Il derby d’Italia - immarcescibile definizione breriana - l’ha così vinto la Juve, ma mi consola constatare che solo i tifosi trinariciuti sono convinti di averlo meritato. Il pari sarebbe stato di gran lunga più giusto perché l’Inter, almeno nella partita secca, non è inferiore alla Juve, né al Napoli, né a molte squadre europee.
Il primo tempo dello Stadium l’ha dimostrato, i minuti che si collocano tra il 29’ (palo di Gagliardini su assist di Icardi dopo uno spunto sapiente di Politano) e il 32’ (salvataggio di Chiellini su cross basso di Perisic) avrebbero dovuto certificarlo. Tra i due episodi (30’) anche un’altra occasione, sempre con cross basso, da destra, di Politano: Icardi ha tolto tempo e spazio a Perisic che, piazzato meglio, avrebbe potuto colpire.
Mentre Allegri, recuperato Bentancur (bravo anche questa volta, ma squalificato alla prossima), ha potuto schierare la Juve quasi titolare (fatta eccezione per l’infortunato Alex Sandro), Spalletti ha sorpreso con il sistema di gioco (ormai è quasi stabilmente un 4-3-3 con Joao Mario mezzala) e con gli inserimenti di Vrsaljko per D’Ambrosio, Miranda per De Vrij e Gagliardini per Vecino. Ribadito che avrei preferito il 3-5-2 con Icardi e Lautaro (o Keità) davanti e i tre centrali molto fisici dietro, non si può dire che la disposizione tattica fosse peregrina. Intanto perché, quando l’Inter non è in possesso di palla, si dispone con quattro difensori e cinque centrocampisti, visto che Perisic e Politano tornano sotto la linea della palla. In secondo luogo, perché per l’intero primo tempo, i nerazzurri hanno intercettato moltissimi palloni giocati (male) dai bianconeri. Il resto l’ha fatto il pressing alto degli uomini di Spalletti.
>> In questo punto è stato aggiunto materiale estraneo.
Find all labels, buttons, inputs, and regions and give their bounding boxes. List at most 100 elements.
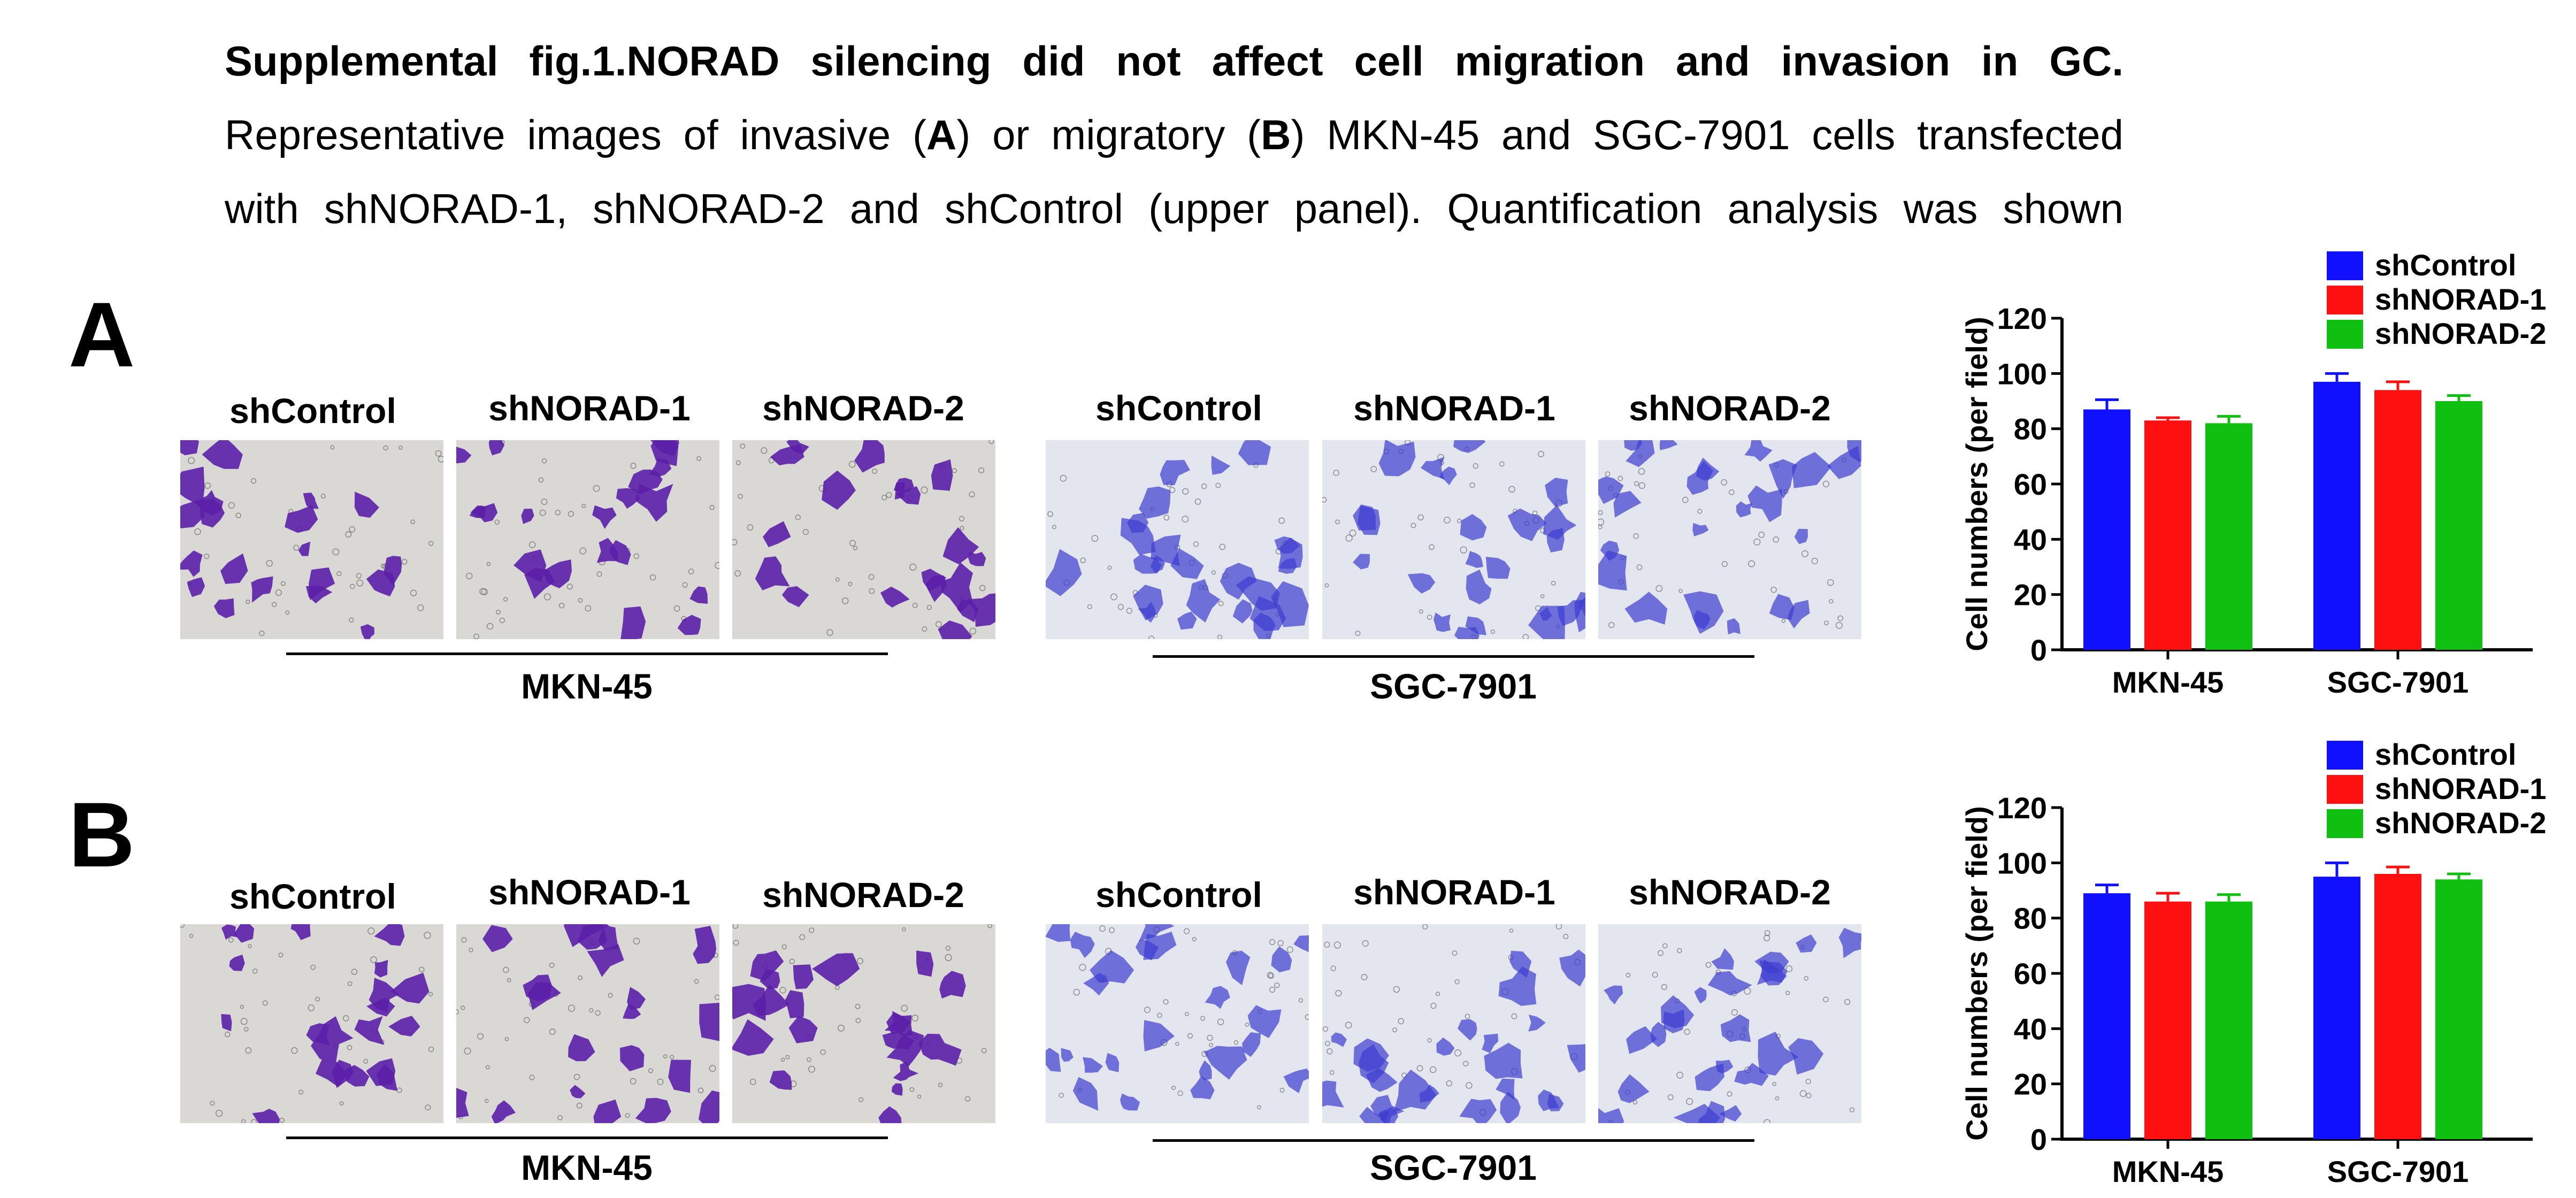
pore bbox=[1633, 533, 1639, 539]
pore bbox=[410, 589, 417, 596]
pore bbox=[1329, 1070, 1335, 1075]
pore bbox=[251, 1119, 257, 1123]
pore bbox=[1060, 474, 1067, 482]
pore bbox=[696, 456, 701, 461]
pore bbox=[1773, 536, 1780, 543]
y-tick-label: 60 bbox=[2014, 957, 2047, 990]
stained-cell bbox=[187, 577, 205, 597]
pore bbox=[396, 1087, 402, 1093]
micrograph-mkn45-shnorad1-invasion bbox=[456, 440, 719, 639]
bar bbox=[2205, 901, 2252, 1139]
stained-cell bbox=[788, 1016, 818, 1043]
group-bracket-line bbox=[286, 1136, 888, 1139]
pore bbox=[1509, 928, 1514, 933]
pore bbox=[1333, 941, 1341, 949]
bar bbox=[2435, 401, 2482, 650]
pore bbox=[1522, 634, 1529, 639]
stained-cell bbox=[1698, 1101, 1726, 1123]
stained-cell bbox=[1226, 950, 1251, 986]
pore bbox=[1466, 1082, 1473, 1089]
stained-cell bbox=[616, 488, 640, 509]
pore bbox=[858, 1097, 864, 1102]
pore bbox=[1799, 1090, 1807, 1097]
stained-cell bbox=[878, 1106, 902, 1123]
pore bbox=[549, 962, 555, 968]
pore bbox=[240, 1018, 248, 1025]
pore bbox=[855, 1003, 861, 1009]
stained-cell bbox=[1663, 1009, 1685, 1033]
group-label-sgc7901: SGC-7901 bbox=[1370, 1148, 1537, 1187]
pore bbox=[1805, 1078, 1811, 1085]
stained-cell bbox=[1598, 1108, 1624, 1123]
pore bbox=[802, 528, 809, 535]
pore bbox=[960, 526, 964, 531]
pore bbox=[1499, 461, 1505, 467]
stained-cell bbox=[693, 926, 717, 964]
stained-cell bbox=[939, 971, 966, 999]
stained-cell bbox=[1838, 927, 1861, 958]
image-label: shNORAD-2 bbox=[762, 875, 964, 915]
pore bbox=[952, 468, 957, 473]
group-bracket-line bbox=[1153, 1139, 1754, 1142]
group-bracket-line bbox=[1153, 655, 1754, 658]
stained-cell bbox=[886, 1012, 911, 1035]
stained-cell bbox=[1160, 459, 1190, 485]
pore bbox=[243, 1027, 249, 1032]
pore bbox=[1632, 1100, 1638, 1105]
stained-cell bbox=[311, 1016, 354, 1062]
pore bbox=[1473, 463, 1478, 469]
legend-swatch bbox=[2327, 809, 2363, 838]
stained-cell bbox=[1453, 440, 1486, 453]
pore bbox=[657, 1078, 664, 1085]
stained-cell bbox=[880, 586, 910, 608]
pore bbox=[539, 509, 546, 516]
pore bbox=[1721, 561, 1728, 567]
pore bbox=[1335, 989, 1342, 997]
pore bbox=[461, 937, 467, 943]
pore bbox=[837, 1024, 845, 1032]
pore bbox=[293, 544, 300, 551]
pore bbox=[1392, 1027, 1398, 1033]
pore bbox=[1682, 496, 1689, 503]
pore bbox=[401, 558, 408, 565]
pore bbox=[1781, 618, 1786, 623]
pore bbox=[246, 600, 250, 604]
pore bbox=[210, 1101, 215, 1106]
panel-letter-a: A bbox=[68, 283, 135, 386]
pore bbox=[240, 1004, 244, 1009]
pore bbox=[1638, 468, 1645, 475]
stained-cell bbox=[650, 440, 679, 456]
pore bbox=[1182, 516, 1189, 523]
pore bbox=[578, 598, 583, 603]
pore bbox=[1163, 514, 1170, 521]
stained-cell bbox=[1695, 1063, 1724, 1092]
y-axis-label: Cell numbers (per field) bbox=[1960, 806, 1994, 1140]
pore bbox=[332, 548, 340, 556]
pore bbox=[486, 623, 494, 630]
pore bbox=[1144, 1007, 1151, 1013]
stained-cell bbox=[577, 924, 608, 950]
pore bbox=[1686, 1097, 1693, 1105]
pore bbox=[595, 1010, 601, 1016]
pore bbox=[1322, 1026, 1329, 1032]
pore bbox=[1322, 497, 1327, 503]
pore bbox=[1563, 934, 1569, 940]
pore bbox=[795, 514, 801, 520]
stained-cell bbox=[523, 974, 552, 1002]
pore bbox=[1422, 924, 1428, 930]
stained-cell bbox=[570, 1085, 586, 1099]
legend-swatch bbox=[2327, 741, 2363, 770]
stained-cell bbox=[1061, 1048, 1074, 1062]
pore bbox=[345, 531, 352, 538]
pore bbox=[1349, 529, 1356, 537]
pore bbox=[1555, 924, 1562, 930]
pore bbox=[1729, 489, 1735, 495]
pore bbox=[673, 605, 680, 612]
pore bbox=[987, 924, 992, 928]
pore bbox=[1465, 1013, 1470, 1019]
pore bbox=[310, 964, 316, 970]
pore bbox=[978, 467, 985, 474]
pore bbox=[347, 981, 352, 986]
image-label: shNORAD-2 bbox=[1629, 388, 1831, 428]
stained-cell bbox=[1120, 1093, 1140, 1111]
La Juve, pur cambiando atteggiamento nella ripresa (maggior possesso iniziale e pressione a tutto campo), ha concesso ancora un’altra clamorosa occasione (47’) agli avversari per passare. L’errore l’ha commesso Matuidi che si è fatto scippare il pallone da Politano dentro l’area. L’esterno, anziché concludere subito, ha scambiato con Icardi e poi ha tirato addosso a Bonucci. A far di conto delle situazioni-gol, l’Inter sarebbe stata nettamente in vantaggio se prima Matuidi, questa volta nell’area avversaria, e poi Miranda, nella propria, non avessero seminato il panico tra i difensori nerazzurri.
Mandzukic ha segnato al 66’, cioé praticamente a metà ripresa, un momento pessimo per subire gol. L’azione della Juve è stata didascalica con lancio di Matuidi (cresciuto alla distanza) a cercare Cancelo, il terzino ha guadagnato il fondo e messo un cross teso sul quale Asamoah ha mancato tempo e intervento. Per Mandzukic - lo ripeto - fino ad allora quasi abulico, non è stato difficile mettere dentro di testa.
La Juve vince anche questa e mette tra sè e l’Inter quattordici punti, un’enormità che il campo non giustifica, né comprende. In classifica, a far da contrappeso alla capolista, resta il Napoli che, battendo il Frosinone, può tornare a meno otto. Il campionato non è morto, ma certo - come l’Inter - si sente poco bene.